I flipped back over to the original Chrome instance giving me the problems and it was still stuck.

So, do I want to log back in to 1Password upwards of three dozen times a day, retrain myself to never close the last Chrome window, or just call it a day on getting fancy with profile launchers? Maybe another option is to point the launcher at the directory for the new, working profile, but as I sat here at 6 in the morning screwing around with Chrome profiles I re-remembered that over-optimization is a thing:

I wanted to save a few keystrokes here and there so I over-optimized a collection of things that I’ve observed in the past are individually complex and inconsistent, only a few of which are built with even one of the other components in mind. Something is eventually going to get weird in all that. And I don’t even like Chrome. I use it for work because we’re a Google shop and I don’t care if the data Google is harvesting reveals that I spend an ungodly amount of time in an invoicing system, a contract management system, and JIRA. There is no use case for using Chrome with a personal Google account. Firefox is fine for that.

So, lesson learned. Chrome is just “the work browser,” and I don’t have any other profiles. Done and done.

Storm stuff

We got off pretty light with the recent ice storm unpleasantness: Overnight without power, then a few downed branches and the death knell for a fence we’d hoped would hold out until spring, or at least fall onto our side of the yard. But it didn’t. It fell into the neighbor’s yard so we hauled away the part that couldn’t be propped back up and went looking for contractors.

I don’t know if there’s a secret to Angie’s List, but I’ve never cracked it. I put in a request, try to specify that email is going to be the best way to reach me, get hammered with phone calls (many of which are just hangups), and never feel like I end up with much choice.

This time around I got steered onto Yelp by a search engine, which then steered me into its contractor finder. Wow. Vastly different experience: A half-dozen emails before the morning was over, incredibly high responsiveness, and offers to come out and do estimates within the next day or two. I thought the project would be sitting until February or March, but it looks like today is New Fence Day.

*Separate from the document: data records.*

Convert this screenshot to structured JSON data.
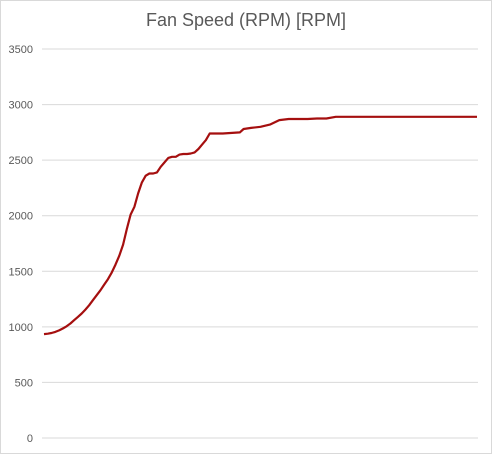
{
  "chart_data": {
    "type": "line",
    "title": "Fan Speed (RPM) [RPM]",
    "xlabel": "",
    "ylabel": "",
    "ylim": [
      0,
      3500
    ],
    "yticks": [
      0,
      500,
      1000,
      1500,
      2000,
      2500,
      3000,
      3500
    ],
    "grid": true,
    "legend": "none",
    "colors": {
      "line": "#a50f0f",
      "grid": "#d9d9d9",
      "text": "#595959"
    },
    "series": [
      {
        "values": [
          [
            0,
            935
          ],
          [
            2,
            938
          ],
          [
            4,
            945
          ],
          [
            6,
            955
          ],
          [
            8,
            968
          ],
          [
            10,
            985
          ],
          [
            12,
            1005
          ],
          [
            14,
            1030
          ],
          [
            16,
            1060
          ],
          [
            18,
            1090
          ],
          [
            20,
            1120
          ],
          [
            22,
            1155
          ],
          [
            24,
            1195
          ],
          [
            26,
            1240
          ],
          [
            28,
            1285
          ],
          [
            30,
            1330
          ],
          [
            32,
            1380
          ],
          [
            34,
            1430
          ],
          [
            36,
            1490
          ],
          [
            38,
            1560
          ],
          [
            40,
            1640
          ],
          [
            42,
            1740
          ],
          [
            44,
            1880
          ],
          [
            46,
            2010
          ],
          [
            48,
            2080
          ],
          [
            50,
            2200
          ],
          [
            52,
            2300
          ],
          [
            54,
            2360
          ],
          [
            56,
            2380
          ],
          [
            58,
            2380
          ],
          [
            60,
            2390
          ],
          [
            62,
            2440
          ],
          [
            64,
            2480
          ],
          [
            66,
            2520
          ],
          [
            68,
            2530
          ],
          [
            70,
            2530
          ],
          [
            72,
            2550
          ],
          [
            74,
            2555
          ],
          [
            76,
            2555
          ],
          [
            78,
            2560
          ],
          [
            80,
            2570
          ],
          [
            82,
            2600
          ],
          [
            84,
            2640
          ],
          [
            86,
            2680
          ],
          [
            88,
            2740
          ],
          [
            90,
            2740
          ],
          [
            95,
            2740
          ],
          [
            100,
            2745
          ],
          [
            104,
            2750
          ],
          [
            106,
            2780
          ],
          [
            110,
            2790
          ],
          [
            115,
            2800
          ],
          [
            120,
            2820
          ],
          [
            125,
            2860
          ],
          [
            130,
            2870
          ],
          [
            135,
            2870
          ],
          [
            140,
            2870
          ],
          [
            145,
            2875
          ],
          [
            150,
            2875
          ],
          [
            155,
            2890
          ],
          [
            160,
            2890
          ],
          [
            170,
            2890
          ],
          [
            180,
            2890
          ],
          [
            190,
            2890
          ],
          [
            200,
            2890
          ],
          [
            210,
            2890
          ],
          [
            220,
            2890
          ],
          [
            230,
            2890
          ]
        ]
      }
    ]
  }
}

To deal with the branches I ended up getting a Ryobi pruning saw to go with all my other 18v Ryobi stuff. I eyed larger chainsaws, but that just wasn’t the job at hand, storage is at a premium, and there’s not a foreseeable need given what’s on the property.

The pruning saw is great. I don’t see using it a ton, but it shares a battery with several other things, it’s very quiet, light, and compact, and it strikes a nice balance between “still obviously a dangerous tool” and “accessible.” Meaning, it’s easy to use and handle, but you’re still very clear after looking at it that it could fuck you up.

As I slapped the battery in and put on my eye protection, I remembered to pause and tell myself the micro-fiction I tell myself whenever I’m around power tools:

He approached the saw with the confidence of a middle-aged man who once took a shop class in junior high.

That’s not a completely accurate statement of the situation.

I did once take a shop class in junior high, but my bone-deep caution around tools was learned on the floor of an RV factory where there was no grumpy shop teacher yelling if you even looked distracted. Ask me to share my “the guy with the sheet of fiberglass, a table saw, no push stick, and no guard” story. But even that experience was a long time ago. Better to just pretend like I know a bit more than my fictional character, and way less than I actually do.